Mit einem Auftragsbestand von knapp 7,4 Milliarden Euro zum Jahresende verfügt der Konzern über eine solide Planungssicherheit für die kommenden Monate. Der Free Cashflow erreichte 2025 mit 790 Millionen Euro einen historischen Höchststand, was einem Zuwachs von über acht Prozent entspricht.
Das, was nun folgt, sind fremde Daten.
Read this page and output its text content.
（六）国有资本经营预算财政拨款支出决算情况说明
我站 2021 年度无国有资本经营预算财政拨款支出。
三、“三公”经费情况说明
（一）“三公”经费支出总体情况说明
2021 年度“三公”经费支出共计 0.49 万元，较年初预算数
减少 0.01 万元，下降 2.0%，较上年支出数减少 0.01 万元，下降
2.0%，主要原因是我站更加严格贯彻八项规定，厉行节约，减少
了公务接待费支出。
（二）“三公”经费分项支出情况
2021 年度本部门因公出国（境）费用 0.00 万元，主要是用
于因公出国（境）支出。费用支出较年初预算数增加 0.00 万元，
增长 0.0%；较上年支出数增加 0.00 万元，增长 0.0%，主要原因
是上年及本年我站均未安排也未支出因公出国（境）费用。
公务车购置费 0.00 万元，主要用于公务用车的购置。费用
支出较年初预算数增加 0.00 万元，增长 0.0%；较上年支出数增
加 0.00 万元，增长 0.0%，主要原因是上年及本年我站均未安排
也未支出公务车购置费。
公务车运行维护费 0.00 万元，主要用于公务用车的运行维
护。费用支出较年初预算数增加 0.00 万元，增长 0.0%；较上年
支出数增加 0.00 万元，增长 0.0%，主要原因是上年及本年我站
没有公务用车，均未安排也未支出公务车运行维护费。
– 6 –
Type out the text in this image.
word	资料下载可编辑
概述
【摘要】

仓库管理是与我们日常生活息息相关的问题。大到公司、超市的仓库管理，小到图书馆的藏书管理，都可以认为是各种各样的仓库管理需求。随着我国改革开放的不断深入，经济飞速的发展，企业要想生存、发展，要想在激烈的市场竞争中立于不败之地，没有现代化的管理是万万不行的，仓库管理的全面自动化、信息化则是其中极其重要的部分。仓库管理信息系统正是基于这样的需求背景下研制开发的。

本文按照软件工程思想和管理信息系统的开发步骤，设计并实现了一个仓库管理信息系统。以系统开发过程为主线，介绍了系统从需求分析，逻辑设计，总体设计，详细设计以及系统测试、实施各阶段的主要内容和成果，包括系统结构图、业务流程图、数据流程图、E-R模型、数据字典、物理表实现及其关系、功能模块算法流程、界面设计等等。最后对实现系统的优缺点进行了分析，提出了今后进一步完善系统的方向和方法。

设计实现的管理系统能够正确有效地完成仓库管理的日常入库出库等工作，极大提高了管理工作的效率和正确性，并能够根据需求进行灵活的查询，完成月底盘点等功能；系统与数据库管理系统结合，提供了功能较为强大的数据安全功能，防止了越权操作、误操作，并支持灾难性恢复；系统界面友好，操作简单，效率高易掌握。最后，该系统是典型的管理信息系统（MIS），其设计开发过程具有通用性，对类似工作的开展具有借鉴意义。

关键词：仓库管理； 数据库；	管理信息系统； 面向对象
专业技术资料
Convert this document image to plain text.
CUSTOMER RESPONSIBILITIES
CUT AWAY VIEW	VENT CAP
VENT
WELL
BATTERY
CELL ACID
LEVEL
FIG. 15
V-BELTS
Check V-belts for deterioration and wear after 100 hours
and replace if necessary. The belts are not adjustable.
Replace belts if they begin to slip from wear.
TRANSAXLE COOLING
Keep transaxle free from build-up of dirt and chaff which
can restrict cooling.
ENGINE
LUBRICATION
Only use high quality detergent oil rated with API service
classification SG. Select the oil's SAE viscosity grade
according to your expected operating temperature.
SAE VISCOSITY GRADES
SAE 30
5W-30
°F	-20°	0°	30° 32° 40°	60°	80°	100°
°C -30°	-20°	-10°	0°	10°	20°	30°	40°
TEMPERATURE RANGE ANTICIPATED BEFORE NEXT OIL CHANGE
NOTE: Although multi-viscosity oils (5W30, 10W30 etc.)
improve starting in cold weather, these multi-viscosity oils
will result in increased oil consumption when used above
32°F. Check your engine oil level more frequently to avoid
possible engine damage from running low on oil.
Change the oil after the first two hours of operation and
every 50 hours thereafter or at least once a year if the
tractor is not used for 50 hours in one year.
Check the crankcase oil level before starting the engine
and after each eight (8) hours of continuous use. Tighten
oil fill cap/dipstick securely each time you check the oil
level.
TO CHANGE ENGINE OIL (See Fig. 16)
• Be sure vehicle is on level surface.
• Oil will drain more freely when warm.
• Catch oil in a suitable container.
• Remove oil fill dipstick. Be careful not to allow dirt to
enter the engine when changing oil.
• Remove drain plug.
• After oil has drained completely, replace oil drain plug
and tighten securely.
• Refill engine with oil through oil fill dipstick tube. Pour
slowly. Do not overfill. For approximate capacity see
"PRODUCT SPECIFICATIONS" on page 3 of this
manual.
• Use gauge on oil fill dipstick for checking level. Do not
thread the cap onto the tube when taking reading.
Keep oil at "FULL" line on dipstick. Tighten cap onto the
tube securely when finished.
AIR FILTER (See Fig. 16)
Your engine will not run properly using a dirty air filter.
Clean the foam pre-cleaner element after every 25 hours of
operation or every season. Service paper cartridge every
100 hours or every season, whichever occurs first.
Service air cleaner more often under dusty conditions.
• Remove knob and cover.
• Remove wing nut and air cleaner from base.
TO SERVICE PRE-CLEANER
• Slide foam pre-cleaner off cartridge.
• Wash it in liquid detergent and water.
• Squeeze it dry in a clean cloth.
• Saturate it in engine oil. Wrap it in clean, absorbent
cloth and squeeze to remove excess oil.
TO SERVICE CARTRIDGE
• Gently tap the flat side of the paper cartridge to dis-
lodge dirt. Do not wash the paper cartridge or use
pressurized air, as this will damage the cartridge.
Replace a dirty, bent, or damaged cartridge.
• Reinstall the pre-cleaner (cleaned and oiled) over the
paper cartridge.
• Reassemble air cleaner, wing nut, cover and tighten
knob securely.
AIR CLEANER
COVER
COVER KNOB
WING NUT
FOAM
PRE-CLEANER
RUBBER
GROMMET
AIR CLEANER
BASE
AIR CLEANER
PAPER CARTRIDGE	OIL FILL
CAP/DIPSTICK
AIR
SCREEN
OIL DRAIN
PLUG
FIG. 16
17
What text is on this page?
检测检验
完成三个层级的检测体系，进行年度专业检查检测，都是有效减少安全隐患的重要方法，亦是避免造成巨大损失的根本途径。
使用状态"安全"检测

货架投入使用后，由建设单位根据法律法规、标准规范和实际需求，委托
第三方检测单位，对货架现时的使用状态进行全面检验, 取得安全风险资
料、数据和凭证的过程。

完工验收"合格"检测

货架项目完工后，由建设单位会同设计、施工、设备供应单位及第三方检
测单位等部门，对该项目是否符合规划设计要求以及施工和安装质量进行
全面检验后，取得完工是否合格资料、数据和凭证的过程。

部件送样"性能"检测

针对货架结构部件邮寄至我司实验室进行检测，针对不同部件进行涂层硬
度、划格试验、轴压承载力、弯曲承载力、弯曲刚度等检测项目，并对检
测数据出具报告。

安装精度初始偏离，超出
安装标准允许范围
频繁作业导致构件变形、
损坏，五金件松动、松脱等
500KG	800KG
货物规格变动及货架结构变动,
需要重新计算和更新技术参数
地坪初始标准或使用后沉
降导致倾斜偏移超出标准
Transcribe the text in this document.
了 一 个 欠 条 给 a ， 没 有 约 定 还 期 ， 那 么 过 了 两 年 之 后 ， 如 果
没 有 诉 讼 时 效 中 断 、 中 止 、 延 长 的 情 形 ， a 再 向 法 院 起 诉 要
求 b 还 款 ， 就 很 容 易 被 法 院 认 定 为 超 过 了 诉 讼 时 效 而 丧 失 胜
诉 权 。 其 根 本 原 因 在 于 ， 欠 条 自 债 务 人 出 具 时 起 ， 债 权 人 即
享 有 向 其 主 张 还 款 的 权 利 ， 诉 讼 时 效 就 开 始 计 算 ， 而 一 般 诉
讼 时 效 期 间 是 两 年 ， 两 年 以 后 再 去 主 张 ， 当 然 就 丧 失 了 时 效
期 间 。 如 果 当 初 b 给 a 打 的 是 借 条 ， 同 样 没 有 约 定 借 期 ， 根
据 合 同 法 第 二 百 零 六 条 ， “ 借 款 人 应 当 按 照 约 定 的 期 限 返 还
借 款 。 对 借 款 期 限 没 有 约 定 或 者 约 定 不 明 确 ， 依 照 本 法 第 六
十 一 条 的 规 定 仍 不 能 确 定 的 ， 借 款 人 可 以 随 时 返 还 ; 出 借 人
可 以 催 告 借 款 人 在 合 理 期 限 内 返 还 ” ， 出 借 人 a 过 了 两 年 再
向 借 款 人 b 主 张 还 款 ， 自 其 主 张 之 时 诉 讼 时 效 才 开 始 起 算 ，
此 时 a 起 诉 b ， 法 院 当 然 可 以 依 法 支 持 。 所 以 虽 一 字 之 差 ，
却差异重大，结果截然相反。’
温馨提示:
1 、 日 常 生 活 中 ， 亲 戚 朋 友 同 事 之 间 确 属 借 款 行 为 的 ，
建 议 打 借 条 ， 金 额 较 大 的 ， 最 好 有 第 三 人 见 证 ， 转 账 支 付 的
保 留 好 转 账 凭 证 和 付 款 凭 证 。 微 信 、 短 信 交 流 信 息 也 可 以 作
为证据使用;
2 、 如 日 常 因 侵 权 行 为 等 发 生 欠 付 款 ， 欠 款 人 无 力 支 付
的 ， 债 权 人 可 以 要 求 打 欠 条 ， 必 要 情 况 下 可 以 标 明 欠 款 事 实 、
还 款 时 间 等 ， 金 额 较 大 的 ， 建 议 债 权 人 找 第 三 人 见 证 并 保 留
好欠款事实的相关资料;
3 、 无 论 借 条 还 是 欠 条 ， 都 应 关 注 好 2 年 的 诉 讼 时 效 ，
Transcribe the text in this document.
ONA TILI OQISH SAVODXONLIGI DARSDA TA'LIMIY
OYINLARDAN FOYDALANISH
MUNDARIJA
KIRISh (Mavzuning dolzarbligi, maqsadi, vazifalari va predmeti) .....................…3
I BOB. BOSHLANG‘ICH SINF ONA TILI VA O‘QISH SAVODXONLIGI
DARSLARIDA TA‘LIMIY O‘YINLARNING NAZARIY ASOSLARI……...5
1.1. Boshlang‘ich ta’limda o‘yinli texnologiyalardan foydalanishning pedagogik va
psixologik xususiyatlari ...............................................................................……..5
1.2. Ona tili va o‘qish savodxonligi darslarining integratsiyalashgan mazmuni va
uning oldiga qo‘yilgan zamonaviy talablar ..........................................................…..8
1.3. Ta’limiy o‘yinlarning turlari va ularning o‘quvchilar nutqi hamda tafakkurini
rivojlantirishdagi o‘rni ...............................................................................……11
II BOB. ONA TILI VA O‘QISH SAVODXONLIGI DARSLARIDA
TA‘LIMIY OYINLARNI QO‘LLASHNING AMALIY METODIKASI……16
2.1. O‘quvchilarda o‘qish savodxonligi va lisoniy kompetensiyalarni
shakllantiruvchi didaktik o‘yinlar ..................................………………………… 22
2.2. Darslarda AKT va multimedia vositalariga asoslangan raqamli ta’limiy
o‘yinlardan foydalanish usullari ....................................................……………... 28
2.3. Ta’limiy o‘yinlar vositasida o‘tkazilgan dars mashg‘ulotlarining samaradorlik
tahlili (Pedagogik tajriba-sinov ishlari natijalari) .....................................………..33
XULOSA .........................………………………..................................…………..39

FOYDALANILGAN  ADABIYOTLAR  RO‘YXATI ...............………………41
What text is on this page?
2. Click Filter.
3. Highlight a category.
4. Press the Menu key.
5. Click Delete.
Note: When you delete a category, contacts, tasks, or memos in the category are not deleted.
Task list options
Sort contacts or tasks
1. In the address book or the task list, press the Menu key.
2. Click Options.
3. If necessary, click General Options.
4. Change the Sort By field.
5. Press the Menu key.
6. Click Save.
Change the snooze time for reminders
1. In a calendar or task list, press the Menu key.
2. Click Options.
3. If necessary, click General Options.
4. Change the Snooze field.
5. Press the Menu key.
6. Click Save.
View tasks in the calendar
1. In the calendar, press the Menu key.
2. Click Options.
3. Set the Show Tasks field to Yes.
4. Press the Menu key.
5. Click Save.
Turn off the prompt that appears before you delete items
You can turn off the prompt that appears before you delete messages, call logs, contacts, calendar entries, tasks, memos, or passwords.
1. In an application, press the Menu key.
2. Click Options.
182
Diese Liquidität bildet das Fundament für die weitere Umsetzung der „BOOST-Strategie“, die neben gezielten Investitionen auch eine kontinuierliche Portfoliooptimierung vorsieht.

Ambitionierte Ziele und technische Hürden

Für das Geschäftsjahr 2026 peilt das Management einen Umsatz zwischen 8,0 und 8,3 Milliarden Euro an, bei einer weiter steigenden operativen Marge von rund 14 Prozent. Am Aktienmarkt kam es zuletzt jedoch zu leichten Gewinnmitnahmen. Am Freitag schloss das Papier bei 110,80 Euro. Mit einem Plus von über 15 Prozent seit Jahresbeginn und einem Relative-Stärke-Index (RSI) von 78,1 gilt der Titel technisch als kurzfristig überkauft.

Am 20. Februar markierte die Aktie bei 115,20 Euro ein neues 52-Wochen-Hoch. Sollte sich der RSI-Wert in den kommenden Handelstagen neutralisieren und der Kurs oberhalb des 50-Tage-Durchschnitts von 101,17 Euro stabilisieren, bleibt der übergeordnete Aufwärtstrend intakt. Die nächsten Impulse hängen nun an der konkreten Umsetzung der für 2026 angekündigten Umstrukturierungen, für die das Unternehmen Kosten von bis zu 30 Millionen Euro eingeplant hat.